Я встала, чтобы ее закрыть. Снаружи маячил Патрик. Он был на фут выше, чем годом ранее, и поздоровался голосом, настолько непохожим на тот, которого я ожидала, что я рассмеялась.
Смущенный, он опустил глаза. На мне были спортивные штаны и свитшот, в которых я приехала, но я сняла бюстгальтер и внезапно почувствовала это. Я скрестила руки на груди и спросила, что он делает. Теребя то один рукав, то другой, он сказал, что ему нужно позвонить отцу и Роуленд велел ему воспользоваться телефоном в гнездышке, но потом Джессамин сказала ему, что здесь я.
– Могу выйти.
Патрик ответил, что не нужно, он может просто сходить поискать другой телефон, затем быстро огляделся, как будто мой дядя мог откуда-нибудь выскочить. Я сделала полшага в сторону, и он ворвался внутрь.
Минуту или две он односложно разговаривал со своим отцом. Я ждала за дверью, пока не услышала, как он прощается. Он стоял рядом с телефонным столиком, тупо разглядывая висящую над ним картину, изображающую нападение льва на лошадь. Прошло мгновение, прежде чем он заметил меня и извинился, что так долго разговаривал. Я думала, что он уйдет, но он просто стоял, а я подошла обратно к дивану и села на одеяло, скрестив ноги, прижав подушку к груди и молча желая, чтобы он ушел и чтобы мне снова можно было лечь. Патрик стоял на месте. Поскольку я не могла придумать другого вопроса, я спросила:
– Как дела в школе?
– Хорошо. – Он повернулся, помолчал, затем сказал: – Мне жаль, что ты болеешь.
Я пожала плечами и вытянула нитку из молнии на подушке. Хотя Патрик проводил с нами уже третий год, я не могла припомнить, чтобы мы с ним разговаривали о чем-то кроме сколько сейчас времени или где поставить тарелки, которые он принес на кухню. Но после того как он в очередной раз не ушел, я сказала:
– Ты, наверное, скучаешь по отцу.
Он улыбнулся и кивнул, но так, чтобы я поняла – нет.
– А по маме скучаешь?
Как только я это сказала, его лицо изменилось, но на нем не отразилась эмоция, которую я могла бы назвать, – скорее ее отсутствие. Он подошел к окну и встал, повернувшись спиной, свесил руки вдоль тела и молчал так долго, что, когда в конце концов произнес «да», мне показалось, что это «да» ни к чему не относится. Его плечи поднялись и опустились от тяжелого вздоха, и я почувствовала себя виноватой, что никогда не задумывалась, как одиноко он, должно быть, себя чувствовал, будучи нашим единственным неродственником. И что отмечать каждое Рождество в чужой семье было в меньшей степени его желанием, а в большей – причиной для стыда.

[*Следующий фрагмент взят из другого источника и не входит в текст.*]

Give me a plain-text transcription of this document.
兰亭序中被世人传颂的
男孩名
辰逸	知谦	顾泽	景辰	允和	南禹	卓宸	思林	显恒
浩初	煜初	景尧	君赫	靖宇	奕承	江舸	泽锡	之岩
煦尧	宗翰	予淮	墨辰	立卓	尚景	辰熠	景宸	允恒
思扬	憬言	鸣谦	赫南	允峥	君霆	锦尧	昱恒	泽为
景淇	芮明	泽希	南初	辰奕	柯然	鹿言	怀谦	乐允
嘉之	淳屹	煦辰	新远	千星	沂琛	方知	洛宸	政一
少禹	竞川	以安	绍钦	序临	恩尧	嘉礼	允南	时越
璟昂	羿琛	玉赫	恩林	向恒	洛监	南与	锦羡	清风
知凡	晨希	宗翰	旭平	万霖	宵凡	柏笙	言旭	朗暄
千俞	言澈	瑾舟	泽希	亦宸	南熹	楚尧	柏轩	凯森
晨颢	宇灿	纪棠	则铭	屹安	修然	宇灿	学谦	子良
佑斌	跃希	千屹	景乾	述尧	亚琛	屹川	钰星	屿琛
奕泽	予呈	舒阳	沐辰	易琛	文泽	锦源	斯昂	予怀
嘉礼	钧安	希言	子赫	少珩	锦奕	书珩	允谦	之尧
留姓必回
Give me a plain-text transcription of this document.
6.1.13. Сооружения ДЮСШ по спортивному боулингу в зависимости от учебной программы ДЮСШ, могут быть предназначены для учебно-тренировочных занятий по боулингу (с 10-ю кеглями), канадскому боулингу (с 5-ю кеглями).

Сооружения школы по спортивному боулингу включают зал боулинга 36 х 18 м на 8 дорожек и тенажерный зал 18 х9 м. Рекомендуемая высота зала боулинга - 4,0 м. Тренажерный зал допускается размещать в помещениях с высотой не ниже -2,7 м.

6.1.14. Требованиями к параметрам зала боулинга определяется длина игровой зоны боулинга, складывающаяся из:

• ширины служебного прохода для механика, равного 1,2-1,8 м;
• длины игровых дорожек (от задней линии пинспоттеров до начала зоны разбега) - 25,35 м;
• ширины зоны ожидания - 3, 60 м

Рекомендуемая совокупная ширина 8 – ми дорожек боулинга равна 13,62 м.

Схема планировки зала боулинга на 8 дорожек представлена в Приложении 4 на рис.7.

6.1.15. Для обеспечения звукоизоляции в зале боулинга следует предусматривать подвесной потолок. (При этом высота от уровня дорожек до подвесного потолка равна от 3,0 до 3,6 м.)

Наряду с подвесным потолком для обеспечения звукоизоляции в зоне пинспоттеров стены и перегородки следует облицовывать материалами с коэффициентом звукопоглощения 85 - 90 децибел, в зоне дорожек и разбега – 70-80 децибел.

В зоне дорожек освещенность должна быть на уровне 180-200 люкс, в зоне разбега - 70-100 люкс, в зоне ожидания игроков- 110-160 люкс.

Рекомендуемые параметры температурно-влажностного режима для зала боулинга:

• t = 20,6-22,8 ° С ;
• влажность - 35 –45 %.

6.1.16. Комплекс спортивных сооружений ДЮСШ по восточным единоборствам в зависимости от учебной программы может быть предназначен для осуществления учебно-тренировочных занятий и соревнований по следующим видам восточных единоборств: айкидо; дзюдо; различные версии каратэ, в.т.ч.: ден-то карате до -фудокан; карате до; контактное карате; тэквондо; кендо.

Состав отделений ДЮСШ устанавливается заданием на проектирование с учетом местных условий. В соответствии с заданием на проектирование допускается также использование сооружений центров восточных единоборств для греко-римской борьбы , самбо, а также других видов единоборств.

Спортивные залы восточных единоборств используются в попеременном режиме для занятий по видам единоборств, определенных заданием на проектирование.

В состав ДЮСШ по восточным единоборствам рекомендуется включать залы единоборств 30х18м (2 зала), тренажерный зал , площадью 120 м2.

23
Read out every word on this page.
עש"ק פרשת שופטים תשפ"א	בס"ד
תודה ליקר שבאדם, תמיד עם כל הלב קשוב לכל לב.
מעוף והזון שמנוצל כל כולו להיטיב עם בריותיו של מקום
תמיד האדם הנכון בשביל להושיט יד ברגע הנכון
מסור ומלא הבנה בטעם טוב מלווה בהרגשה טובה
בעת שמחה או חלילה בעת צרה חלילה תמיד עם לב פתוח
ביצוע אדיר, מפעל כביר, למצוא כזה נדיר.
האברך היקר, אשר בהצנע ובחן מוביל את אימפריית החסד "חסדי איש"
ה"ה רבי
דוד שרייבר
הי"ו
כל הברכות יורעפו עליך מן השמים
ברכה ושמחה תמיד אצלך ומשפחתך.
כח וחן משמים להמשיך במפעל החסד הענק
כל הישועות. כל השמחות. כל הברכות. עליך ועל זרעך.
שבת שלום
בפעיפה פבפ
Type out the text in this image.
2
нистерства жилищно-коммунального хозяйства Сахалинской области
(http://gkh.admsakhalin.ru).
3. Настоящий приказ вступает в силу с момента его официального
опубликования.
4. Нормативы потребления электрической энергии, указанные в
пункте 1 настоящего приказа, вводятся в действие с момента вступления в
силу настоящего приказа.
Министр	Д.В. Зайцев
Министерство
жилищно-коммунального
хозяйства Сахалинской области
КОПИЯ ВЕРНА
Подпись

Я немного поерзала и спросила:
– Какой она была?
Он остался у окна:
– Она была очень славной.
– Ты помнишь про нее что-то конкретное? Тебе же было семь.
– Не особо.
Я вытянула из подушки еще одну нитку.
– Это грустно.
Патрик наконец обернулся и тихо сказал, что единственное, что он может вспомнить без помощи фотографий, это как однажды на кухне дома, в котором они жили перед ее смертью, он попросил яблоко, и когда дала ему его, она спросила: «Хочешь, я надкушу его для тебя?».
– Не знаю зачем.
– Сколько тебе было лет?
– Пять или около того.
– У тебя, наверное, тогда не было передних зубов.
У эмоции, которая в тот момент отразилась на его лице, не было названия. Это были все эмоции, вместе взятые. После этого Патрик ушел.
* * *
В минуте или двух от Дома Представительского Класса есть кафе, куда я раньше ходила каждое утро. Там был очень молодой и неуловимо похожий на какую-то знаменитость бариста. Однажды я пошутила об этом, пока он накрывал мой кофе крышкой. Он сказал в ответ что-то досадно-кокетливое, и к концу недели я оказалась в вынужденных отношениях взаимного подтрунивания. Они быстро стали обременительными, и я начала ходить в кафе чуть дальше, где кофе не так хорош, но зато не нужно ни с кем разговаривать.
* * *
Снова оставшись одна, я встала с дивана и попыталась найти что-нибудь почитать. На журнальном столике лежал только еженедельник «Радио таймс» и полностью переработанное и обновленное издание «Все об уиппетах», а на письменном столе моей тети были ноты.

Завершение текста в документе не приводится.